A terceira pessoa, ao ver Isabella, percebe escapar-lhe a última oportunidade de não ir para a prisão e resolve que não vai perder essa chance por causa de uma “simples garotinha”. Agarra a menina, que começa a gritar pelo pai, golpeia-a e tenta esganá-la. Não está segura de ter tido sucesso. Então lhe ocorre a idéia de fazer parecer que a menina se jogou pela janela. Arrasta-a para o primeiro quarto que encontra, já que por não ser da casa, não sabe que aquele quarto nada tem a ver com ela.
Para, simplesmente, jogar a menina, bastaria pegar uma faca ou uma tesoura e rasgar a rede de proteção em linha reta, mas a idéia era fazer parecer que a menina havia rasgado a rede para se atirar. Talvez simulando uma brincadeira de criança.
Por isso, a rede é cortada em círculo, dando a parecer tratar-se de uma traquinagem de criança que acabou mal.
Tendo jogado Isabella, a terceira pessoa sai o mais rapidamente possível pela porta com a chave que tem, tranca-a, porém esquece-se de apagar a luz do corredor e o resto da história todo mundo já conhece na versão de Alexandre.
Não é o tipo de história que eu gosto de contar.
Se amanhã os pais confessarem, ficou apenas como mais uma história, de um ingênuo que se recusar a acreditar nas evidências. Se isso não acontecer, tomara que o verdadeiro “aspecto técnico” resolva verificar essa hipótese.
Eu assistia, quando era criança, uma série na televisão chamada O Fugitivo, refilmado há pouco tempo, em que um médico jurava que sua esposa fora assassinada por um homem de um braço só, que apenas ele sabia existir. Não gostaria de ver esse filme em versão nacional.

5 comentários:

Ana Lúcia Prôa disse...

Fernando, qd penso no caso Isabella, sempre me vem isso à cabeça: quantos filmes já vi nos quais os supostos culpados são inocentes, fazem de tudo pra provar a inocência e só no finzinho do filme é que conseguem... Gostaria muito que este fosse o desfecho desta história real... Como mãe, é muito difícil digerir o acontecido. E como espectadora de um filme da vida real, fico aguardando uma virada fenomenal que leve ao verdadeiro culpado. Enquanto isso, porém, meu estômago continua embrulhado.

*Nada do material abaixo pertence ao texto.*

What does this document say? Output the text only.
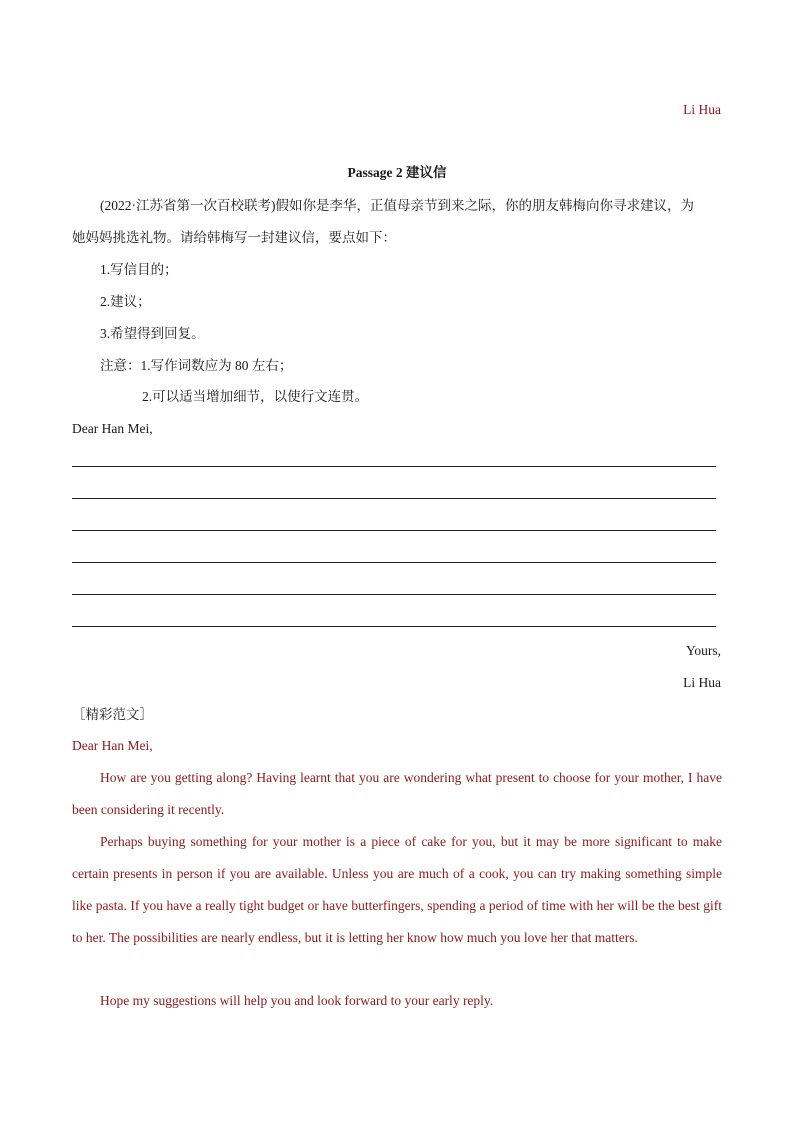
Li Hua
Passage 2 建议信
(2022·江苏省第一次百校联考)假如你是李华，正值母亲节到来之际，你的朋友韩梅向你寻求建议，为
她妈妈挑选礼物。请给韩梅写一封建议信，要点如下：
1.写信目的；
2.建议；
3.希望得到回复。
注意：1.写作词数应为 80 左右；
2.可以适当增加细节，以使行文连贯。
Dear Han Mei,
Yours,
Li Hua
［精彩范文］
Dear Han Mei,
How are you getting along? Having learnt that you are wondering what present to choose for your mother, I have been considering it recently.
Perhaps buying something for your mother is a piece of cake for you, but it may be more significant to make certain presents in person if you are available. Unless you are much of a cook, you can try making something simple like pasta. If you have a really tight budget or have butterfingers, spending a period of time with her will be the best gift to her. The possibilities are nearly endless, but it is letting her know how much you love her that matters.
Hope my suggestions will help you and look forward to your early reply.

Parabéns pela crônica. Eu não teria tido fôlego para escrever sobre o assunto.

Beijos,

Ana

Fabio Bastos disse...

Fernando
Analisando sua crônica friamente, vc criou uma solução plausível para o caso, essa do fugitivo tupiniquim.
Um fato estranho nessa história bizarra tem sido o comportamento da mãe da menina. Ela parece não ter se importado muito com a morte da filha, como se tivesse se livrado de um fardo. Está mesmo deslumbrada com a notoriedade que o caso lhe deu. Não será surpresa se posar pelada para alguma revista.
Um final ainda mais macabro seria se fosse ela a tal pessoa e tivesse cometido o crime para incriminar o ex e a madastra.
Sem dúvida uma famíla muito estranha.
Sds
Fabio

Fernando Goldman disse...
Este comentário foi removido pelo autor.
Fernando Goldman disse...

http://video.globo.com/Videos/Player/Noticias/0,,GIM821703-7823-POLICIA+UTILIZA+PERICIA+INCORRETAMENTE+NO+CASO+ISABELLA,00.html

Polícia utiliza perícia incorretamente no caso Isabella
Parte do trabalho da perícia foi interpretado incorretamente pela polícia, que investiga a morte de Isabella Nardoni. Segundo especialistas, não é possível afirmar que havia sangue da menina no carro.

Forte abraço

Fernando Goldman

Maria Teresa disse...

Ah... Fernando,
eu também gostaria de saber da existência de uma terceira pessoa porém, comprovadamente, não houve tempo hábil.
Como sempre sua crônica está impecável.
Esperamos você na "Oficina Informal".